"Le mobilier urbain augmenté n'a de sens que s'il a une utilité avérée"

Par 24 mai 2012 Laisser un commentaire
Albert Asseraf

Inutile de vouloir rendre l'espace public numérique à tout prix : il faut que chaque ajout de service ou de technologie réponde à un véritable besoin pour être adopté.

Entretien avec Albert Asseraf, Directeur Général Stratégie, Etudes et Marketing France chez JC Decaux, à l'occasion du New Cities Summit qui se tenait 14 au 16 mai 2012 à Paris-La Défense.

Comment la technologie intègre t-elle l'espace public ?

Après avoir irrigué tous les lieux fermés tels que le bureau, la maison ou les aéroports, le digital va effectivement irriguer l'espace public. On voit d'ailleurs apparaître, en ville, des écrans digitaux. Mais encore faut-il qu'elle soit utile. Car le mobilier urbain augmenté n'a de sens, dans l'espace public, que s'il a une utilité avérée répondant au plus grand nombre. Sinon, il encombre l'espace public. Il doit donc répondre aux attentes concrètes de ceux qui s'y trouvent, à savoir avoir de plus en plus d'information, en temps réel, et surtout la bonne information au bon moment. Demain, le smartphone sera une commodité, et les personnes voudront avoir accès à du wi-fi gratuit partout où ils se trouvent. Il faut donc apporter plus que ce que l'on a dans la poche grâce à son smartphone. C'est par exemple ce que JC Decaux a voulu faire avec les décodeurs urbains à Paris en offrant des applications que l'on ne trouve pas sur smartphone, car ce qu'a développé Apple avec son magasin d'applications devient une référence. Ce mobilier peut proposer, par exemple, en fonction du temps disponible, un itinéraire pour découvrir un quartier.

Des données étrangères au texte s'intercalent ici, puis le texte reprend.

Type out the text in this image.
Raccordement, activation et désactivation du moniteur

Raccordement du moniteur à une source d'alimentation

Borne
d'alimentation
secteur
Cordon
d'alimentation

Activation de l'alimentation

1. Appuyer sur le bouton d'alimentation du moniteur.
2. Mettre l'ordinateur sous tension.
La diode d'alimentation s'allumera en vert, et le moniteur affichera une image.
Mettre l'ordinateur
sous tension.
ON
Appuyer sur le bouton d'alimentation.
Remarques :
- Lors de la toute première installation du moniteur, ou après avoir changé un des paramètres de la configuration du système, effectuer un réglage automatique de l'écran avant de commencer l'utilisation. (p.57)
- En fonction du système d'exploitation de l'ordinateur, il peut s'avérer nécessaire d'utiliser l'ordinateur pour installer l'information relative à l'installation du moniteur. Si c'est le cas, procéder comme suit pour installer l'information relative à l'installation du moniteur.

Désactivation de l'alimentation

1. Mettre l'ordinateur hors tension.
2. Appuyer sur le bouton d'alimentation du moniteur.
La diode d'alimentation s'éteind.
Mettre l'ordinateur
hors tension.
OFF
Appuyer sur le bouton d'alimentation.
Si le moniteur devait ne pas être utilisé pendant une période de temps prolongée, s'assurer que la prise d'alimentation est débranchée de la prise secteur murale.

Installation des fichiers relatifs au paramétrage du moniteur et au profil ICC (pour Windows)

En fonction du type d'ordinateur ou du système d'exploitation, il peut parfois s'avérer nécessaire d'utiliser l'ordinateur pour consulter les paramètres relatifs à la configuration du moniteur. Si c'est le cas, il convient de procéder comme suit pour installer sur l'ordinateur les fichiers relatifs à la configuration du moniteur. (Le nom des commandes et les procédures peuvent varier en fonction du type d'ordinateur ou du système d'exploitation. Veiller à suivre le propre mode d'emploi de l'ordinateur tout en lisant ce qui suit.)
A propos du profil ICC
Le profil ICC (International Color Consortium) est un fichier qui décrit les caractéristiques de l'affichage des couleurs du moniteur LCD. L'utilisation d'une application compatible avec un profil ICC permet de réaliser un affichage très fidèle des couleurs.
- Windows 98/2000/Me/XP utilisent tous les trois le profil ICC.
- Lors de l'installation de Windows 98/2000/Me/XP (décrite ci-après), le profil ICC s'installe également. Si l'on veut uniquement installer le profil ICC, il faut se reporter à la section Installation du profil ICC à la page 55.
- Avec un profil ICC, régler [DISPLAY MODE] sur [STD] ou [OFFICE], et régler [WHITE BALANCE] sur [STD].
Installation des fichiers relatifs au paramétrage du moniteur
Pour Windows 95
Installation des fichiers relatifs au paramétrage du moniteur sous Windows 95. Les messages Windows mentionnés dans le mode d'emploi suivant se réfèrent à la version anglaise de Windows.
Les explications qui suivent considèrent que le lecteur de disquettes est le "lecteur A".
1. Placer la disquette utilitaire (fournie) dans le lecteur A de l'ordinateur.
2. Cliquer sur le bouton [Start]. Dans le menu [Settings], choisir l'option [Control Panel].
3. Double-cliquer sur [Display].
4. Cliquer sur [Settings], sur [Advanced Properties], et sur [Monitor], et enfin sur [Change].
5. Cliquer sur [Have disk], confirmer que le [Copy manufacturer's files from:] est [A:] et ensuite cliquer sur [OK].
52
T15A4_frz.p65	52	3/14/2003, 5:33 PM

Est-ce que ces nouveaux mobiliers urbains pourraient changer notre environnement ?

Dans une ville, il y a deux types d'espace. D'abord, les lieux d'attente, comme les abribus avec éventuellement un accès à de nouveaux services. Ensuite, des lieux de repos ou de travail. Aujourd'hui, à Paris par exemple, si l'on veut travailler ou se reposer, il y a la maison, les bancs publics peu nombreux ou les cafés. Et la technologie peut créer des espaces et des nouveaux usages. C'est le cas de l'Escale Numérique, situé au rond-point des Champs-Elysées, qui est un territoire connecté pour se reposer, travailler ou consulter des informations, développé dans le cadre de l'appel à projets de la Ville de Paris. JC Decaux a également pensé au divertissement par exemple, puisque nous installerons également deux tables numériques dans un jardin public permettant d'accéder à des applications de jeu. Et puis la technologie peut également participer à reformer une vie de quartier. Nous avons inauguré le e-village à la Gare de Lyon, un ensemble de mobiliers interactifs d'informations et de petites annonces très locales. Donc ça pourrait devenir un lieu d'échange et pourquoi pas de transaction.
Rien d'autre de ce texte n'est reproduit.